The Irish Times carries a report that the barristers won’t be appealing the decision of the Taxing Master.  According to the report, the barristers are saying their fees were submitted at the request of the solicitors PV Boland, on the advice of a legal cost accountant, Connolly Lowe.  The Taxing Master was highly uncomplimentary towards the work of this firm.  He said their efforts to make a case for such high costs had failed dismally.

Now, apparently, the barristers are saying that they never submitted detailed figures for fees but instead told the solicitor, PV Boland, that they would accept whatever the Taxing Master thought was fair.  One of them, Dan Boland, whose fee was reduced from €75,000 to €16,670, said that he would never submit a fee of that size, and that he wasn’t aware of the Taxing Master’s comments and didn’t even know his fees had been submitted for assessment.

I can’t imagine that any of the barristers are too pleased at the way this makes them look.

It appears that Mr Denis Boland, solicitor, will be on his own in appealing the reduction of his fees, when he tries to get the full €1,025,000 he believes he’s owed, as opposed to the paltry €132,000 the Taxing Master thinks he should have.

Let us not forget that this is taxpayers’ money we’re talking about.

I rarely find myself on the same page as IBEC, but I must say I agree with a comment from their director general Danny McCoy who said Where fees are grossly overstated there is a case for all entitlements to be forfeited.

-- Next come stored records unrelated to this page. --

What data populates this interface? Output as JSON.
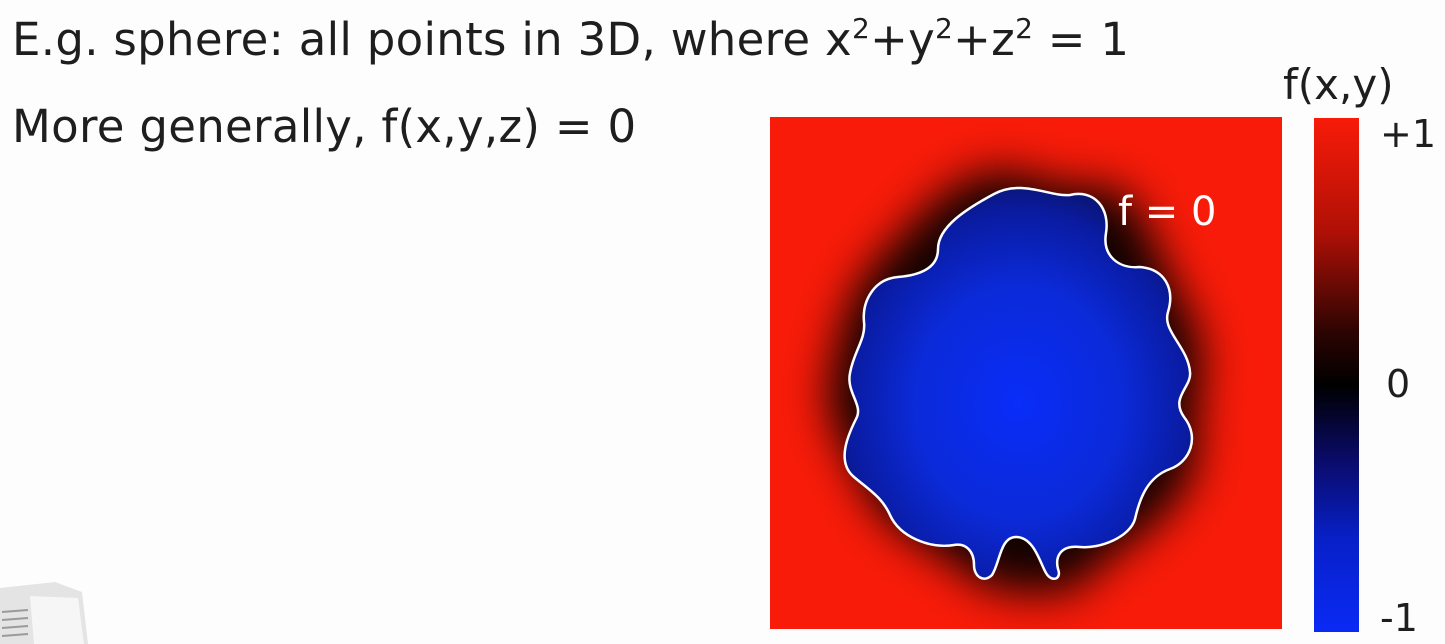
{
  "slide": {
    "line1_main": "E.g. sphere: all points in 3D, where x",
    "sup": "2",
    "plus_y": "+y",
    "plus_z": "+z",
    "eq_one": " = 1",
    "line2": "More generally, f(x,y,z) = 0"
  },
  "figure": {
    "contour_label": "f = 0",
    "colorbar": {
      "title": "f(x,y)",
      "tick_max": "+1",
      "tick_mid": "0",
      "tick_min": "-1",
      "colors": {
        "positive": "#f81b09",
        "zero": "#000000",
        "negative": "#0a2af5"
      }
    }
  }
}
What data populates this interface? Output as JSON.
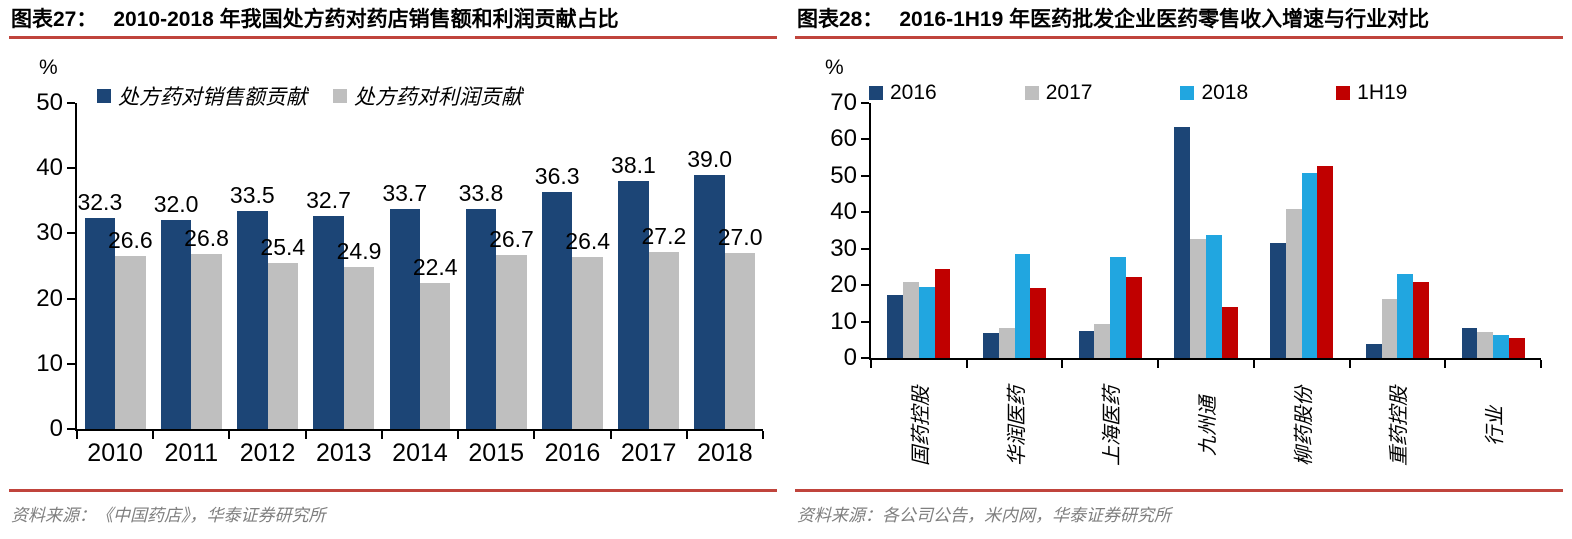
{
  "panels": {
    "left": {
      "fig_label": "图表27：",
      "title": "2010-2018 年我国处方药对药店销售额和利润贡献占比",
      "unit_label": "%",
      "source": "资料来源：《中国药店》，华泰证券研究所"
    },
    "right": {
      "fig_label": "图表28：",
      "title": "2016-1H19 年医药批发企业医药零售收入增速与行业对比",
      "unit_label": "%",
      "source": "资料来源：各公司公告，米内网，华泰证券研究所"
    }
  },
  "colors": {
    "navy": "#1C4576",
    "gray": "#BFBFBF",
    "cyan": "#21A6E0",
    "red": "#C00000",
    "rule_red": "#C0443C",
    "source_gray": "#7F7F7F"
  },
  "chart_data": [
    {
      "id": "left",
      "type": "bar",
      "title": "2010-2018 年我国处方药对药店销售额和利润贡献占比",
      "ylabel": "%",
      "ylim": [
        0,
        50
      ],
      "ytick_step": 10,
      "grid": false,
      "legend_position": "top",
      "value_labels": true,
      "value_decimals": 1,
      "xtick_rotate": false,
      "categories": [
        "2010",
        "2011",
        "2012",
        "2013",
        "2014",
        "2015",
        "2016",
        "2017",
        "2018"
      ],
      "series": [
        {
          "name": "处方药对销售额贡献",
          "color": "#1C4576",
          "values": [
            32.3,
            32.0,
            33.5,
            32.7,
            33.7,
            33.8,
            36.3,
            38.1,
            39.0
          ]
        },
        {
          "name": "处方药对利润贡献",
          "color": "#BFBFBF",
          "values": [
            26.6,
            26.8,
            25.4,
            24.9,
            22.4,
            26.7,
            26.4,
            27.2,
            27.0
          ]
        }
      ]
    },
    {
      "id": "right",
      "type": "bar",
      "title": "2016-1H19 年医药批发企业医药零售收入增速与行业对比",
      "ylabel": "%",
      "ylim": [
        0,
        70
      ],
      "ytick_step": 10,
      "grid": false,
      "legend_position": "top",
      "value_labels": false,
      "xtick_rotate": true,
      "categories": [
        "国药控股",
        "华润医药",
        "上海医药",
        "九州通",
        "柳药股份",
        "重药控股",
        "行业"
      ],
      "series": [
        {
          "name": "2016",
          "color": "#1C4576",
          "values": [
            17.2,
            7.0,
            7.3,
            63.5,
            31.5,
            3.9,
            8.2
          ]
        },
        {
          "name": "2017",
          "color": "#BFBFBF",
          "values": [
            21.0,
            8.3,
            9.3,
            32.6,
            41.0,
            16.2,
            7.2
          ]
        },
        {
          "name": "2018",
          "color": "#21A6E0",
          "values": [
            19.5,
            28.6,
            27.7,
            33.8,
            50.7,
            23.0,
            6.3
          ]
        },
        {
          "name": "1H19",
          "color": "#C00000",
          "values": [
            24.5,
            19.2,
            22.3,
            14.1,
            52.7,
            21.0,
            5.6
          ]
        }
      ]
    }
  ]
}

In other words, Mr McCoy thinks Mr Boland should receive not a penny, and that’s a suggestion I would not argue with.

On the evidence before us, it’s hard to escape the suspicion that somebody decided to teach the PIAB a lesson for daring to exclude the lawyers from the lucrative world of personal injuries.  I hope an investigation is carried out to establish whether there’s any substance to this suspicion.